Files
lixiyu-net/data/posts/2024-03-12-data-table-relations-normalization.md
2024-04-03 22:08:27 +08:00

14 KiB

title, subtitle, summary, coverURL, time, tags, noPrompt, pin, allowShare
title subtitle summary coverURL time tags noPrompt pin allowShare
Data Table Relation's Normalization Introduces functional dependencies, and the database paradigms 1NF, 2NF, 3NF, BCNF, and 4NF. and use examples to explain their concepts and connections. 2024-03-12
database
false false true

Functional Dependencies

In relational databases, functional dependencies describe the dependency relationships between attributes in a relational schema. If, given a relation R, the values of attribute set X uniquely determine (through conditions or function arguments, for example) a value in attribute set Y, then we say that Y is functionally dependent on X, typically denoted by the symbol X \rightarrow Y.

Specifically, if for every record in relation R, whenever two records have the same values for attribute set X, they must also have the same values for attribute set Y, then we say that Y is functionally dependent on X.

For example, suppose we have a relation R containing attribute set \{ A,B,C \}, where the values of attribute A uniquely determine the values of attribute B, i.e., A \rightarrow B. Then, we say that attribute B is functionally dependent on attribute A.

Functional dependency is an important concept in relational database design. It helps in understanding the relationships between data, normalizing database designs to reduce redundant data, while ensuring the consistency and integrity of data.

Functional dependencies can be classified into trivial functional dependencies and non-trivial functional dependencies.

If X \rightarrow Y and Y \subseteq X, then X \rightarrow Y is called a trivial functional dependency. Otherwise, it is a non-trivial functional dependency.

For functional dependencies, the dependency relationship between X and Y can also be further classified into partial functional dependency, full functional dependency, and transitive functional dependency.

  • Partial Functional Dependency: Let X,Y be two attribute sets of relation R. If X→Y and X' \subsetneq X, where there exists X' such that X'→Y, then Y is said to be partially functionally dependent on X, denoted as X \overset{P}{\rightarrow} Y. In other words, partial functional dependency means that some attributes can be removed without affecting the dependency.

For example: In a student basic information table R (student ID, passport number, name), of course, the student ID attribute values are unique. In relation R, (student ID, passport number) → (name), (student ID) → (name), (passport number) → (name); therefore, the name is partially functionally dependent on (student ID, passport number).

  • Full Functional Dependency: Let X,Y be two attribute sets of relation R. If X→Y, X' \subsetneq X, and for all X', X'→Y, then Y is said to be fully functionally dependent on X, denoted as X \overset{F}{\rightarrow} Y. In other words, for full functional dependency, no extra attributes can be deleted, otherwise, the property of dependency will not be maintained.

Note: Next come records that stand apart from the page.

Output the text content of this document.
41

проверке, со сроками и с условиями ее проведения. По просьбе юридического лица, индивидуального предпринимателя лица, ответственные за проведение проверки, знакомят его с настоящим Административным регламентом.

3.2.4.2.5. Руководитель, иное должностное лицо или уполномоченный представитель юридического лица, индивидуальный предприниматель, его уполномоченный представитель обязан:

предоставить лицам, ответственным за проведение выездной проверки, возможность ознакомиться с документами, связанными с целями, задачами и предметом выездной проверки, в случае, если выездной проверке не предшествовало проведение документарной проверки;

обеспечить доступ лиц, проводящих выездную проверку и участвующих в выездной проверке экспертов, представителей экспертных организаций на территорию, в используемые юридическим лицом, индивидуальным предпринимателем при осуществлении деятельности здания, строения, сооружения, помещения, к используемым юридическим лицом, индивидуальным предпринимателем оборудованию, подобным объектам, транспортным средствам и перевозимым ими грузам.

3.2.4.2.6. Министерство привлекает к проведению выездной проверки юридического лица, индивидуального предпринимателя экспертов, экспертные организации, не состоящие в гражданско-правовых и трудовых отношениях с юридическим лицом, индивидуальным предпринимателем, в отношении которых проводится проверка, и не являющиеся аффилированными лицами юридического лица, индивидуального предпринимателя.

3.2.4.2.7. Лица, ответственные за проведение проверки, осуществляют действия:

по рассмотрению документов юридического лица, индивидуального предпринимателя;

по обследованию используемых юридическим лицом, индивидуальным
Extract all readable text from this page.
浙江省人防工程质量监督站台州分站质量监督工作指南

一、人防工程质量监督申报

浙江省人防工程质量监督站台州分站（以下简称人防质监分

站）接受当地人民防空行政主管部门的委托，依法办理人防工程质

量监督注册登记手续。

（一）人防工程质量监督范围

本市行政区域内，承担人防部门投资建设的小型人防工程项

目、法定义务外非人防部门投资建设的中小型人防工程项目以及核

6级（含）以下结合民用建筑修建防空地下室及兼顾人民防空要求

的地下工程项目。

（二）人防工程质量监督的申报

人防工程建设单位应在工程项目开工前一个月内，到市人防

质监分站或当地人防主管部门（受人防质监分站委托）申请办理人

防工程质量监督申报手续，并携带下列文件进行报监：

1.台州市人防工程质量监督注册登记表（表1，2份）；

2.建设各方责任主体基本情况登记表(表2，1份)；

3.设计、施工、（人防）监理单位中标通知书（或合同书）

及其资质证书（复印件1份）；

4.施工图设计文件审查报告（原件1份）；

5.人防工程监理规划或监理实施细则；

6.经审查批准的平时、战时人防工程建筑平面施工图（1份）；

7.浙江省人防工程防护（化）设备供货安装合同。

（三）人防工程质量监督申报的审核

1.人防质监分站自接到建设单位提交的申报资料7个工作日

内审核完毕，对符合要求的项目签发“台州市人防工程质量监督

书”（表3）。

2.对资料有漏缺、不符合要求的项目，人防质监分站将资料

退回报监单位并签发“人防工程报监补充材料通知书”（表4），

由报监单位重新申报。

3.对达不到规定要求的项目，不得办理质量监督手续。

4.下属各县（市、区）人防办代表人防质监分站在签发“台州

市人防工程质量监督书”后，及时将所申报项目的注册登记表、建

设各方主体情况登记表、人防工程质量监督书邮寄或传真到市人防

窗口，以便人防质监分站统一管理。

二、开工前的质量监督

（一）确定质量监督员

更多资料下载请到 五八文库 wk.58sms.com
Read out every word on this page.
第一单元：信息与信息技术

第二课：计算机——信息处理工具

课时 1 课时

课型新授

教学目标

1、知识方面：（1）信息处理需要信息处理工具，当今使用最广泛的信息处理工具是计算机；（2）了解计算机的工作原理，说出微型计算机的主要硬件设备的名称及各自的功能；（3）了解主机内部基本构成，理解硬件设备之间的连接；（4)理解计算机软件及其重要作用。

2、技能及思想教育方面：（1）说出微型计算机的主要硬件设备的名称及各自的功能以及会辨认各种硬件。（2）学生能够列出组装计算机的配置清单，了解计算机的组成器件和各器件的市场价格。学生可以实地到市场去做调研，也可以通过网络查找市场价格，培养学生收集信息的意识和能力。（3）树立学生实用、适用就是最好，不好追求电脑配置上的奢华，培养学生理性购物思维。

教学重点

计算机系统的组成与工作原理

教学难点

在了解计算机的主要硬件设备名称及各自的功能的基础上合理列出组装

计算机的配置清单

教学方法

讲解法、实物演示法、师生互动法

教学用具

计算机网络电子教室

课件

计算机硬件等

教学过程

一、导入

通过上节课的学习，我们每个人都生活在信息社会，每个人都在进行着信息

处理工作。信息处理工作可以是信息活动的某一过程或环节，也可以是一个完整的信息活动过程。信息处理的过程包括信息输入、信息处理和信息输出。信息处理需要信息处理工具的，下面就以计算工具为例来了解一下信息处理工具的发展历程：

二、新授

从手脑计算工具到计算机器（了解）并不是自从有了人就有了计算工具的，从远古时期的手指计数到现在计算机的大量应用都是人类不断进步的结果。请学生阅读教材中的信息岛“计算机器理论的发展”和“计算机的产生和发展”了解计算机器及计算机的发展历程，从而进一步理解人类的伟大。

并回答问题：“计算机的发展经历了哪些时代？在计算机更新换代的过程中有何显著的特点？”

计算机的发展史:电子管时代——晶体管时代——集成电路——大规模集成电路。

Example: In a student basic information table R (student ID, class, name), assuming different classes can have the same student ID, and student IDs within a class cannot be the same. In relation R, (student ID, class) → (name), but (student ID) → (name) does not hold, and (class) → (name) does not hold either. Therefore, the name is fully functionally dependent on (student ID, class).

  • Transitive Functional Dependency: Let X,Y,Z be three attribute sets of relation R, where X→Y (Y \cancel{\rightarrow} X), and for all Y, Y→Z. Then Z is said to be transitively functionally dependent on X. This means that Z indirectly depends on X.

Example: In relation R (student ID, dormitory, fee), (student ID) → (dormitory), dormitory ≠ student ID, (dormitory) → (fee), fee ≠ dormitory. Thus, it meets the requirements of transitive functional dependency.

Multi-Valued Dependencies

The previous section introduced functional dependencies, which are actually a special case of multi-valued dependencies. Multi-valued dependencies extend the concept of functional dependencies.

Let R(U) be a relational schema over the attribute set U, and let X, Y, and Z be subsets of U such that Z = U - X - Y. A multi-valued dependency X \twoheadrightarrow Y holds if and only if for any relation r in R, each value on (X, Z) corresponds to a set of values on Y, and this set of values depends only on the values of X and is independent of the values of Z.

Consider a relational schema R with the attribute set \{Student, Course, Textbook\}, representing students' course enrollments and the textbooks they use. If a student uses multiple textbooks for a single course, and the combination of student and course uniquely determines the textbooks used, while the combination of student and course is independent, then we have a multi-valued dependency.

Suppose we have the following relation instance:

Student Course Textbook
Alice Math Calculus
Alice Math Linear Algebra
Alice Physics Mechanics
Bob Math Calculus

In this example, the choice of textbook depends on the combination of student and course. For instance, Alice uses both Calculus and Linear Algebra textbooks for her Math course, while she uses Mechanics for her Physics course. However, whether Linear Algebra and Calculus are chosen depends solely on whether the course is Math. This scenario demonstrates a multi-valued dependency, where the combination of student and course uniquely determines the set of textbooks used, while the relationship between student and course is independent, yet textbooks are not independent of courses as one course can have multiple textbooks.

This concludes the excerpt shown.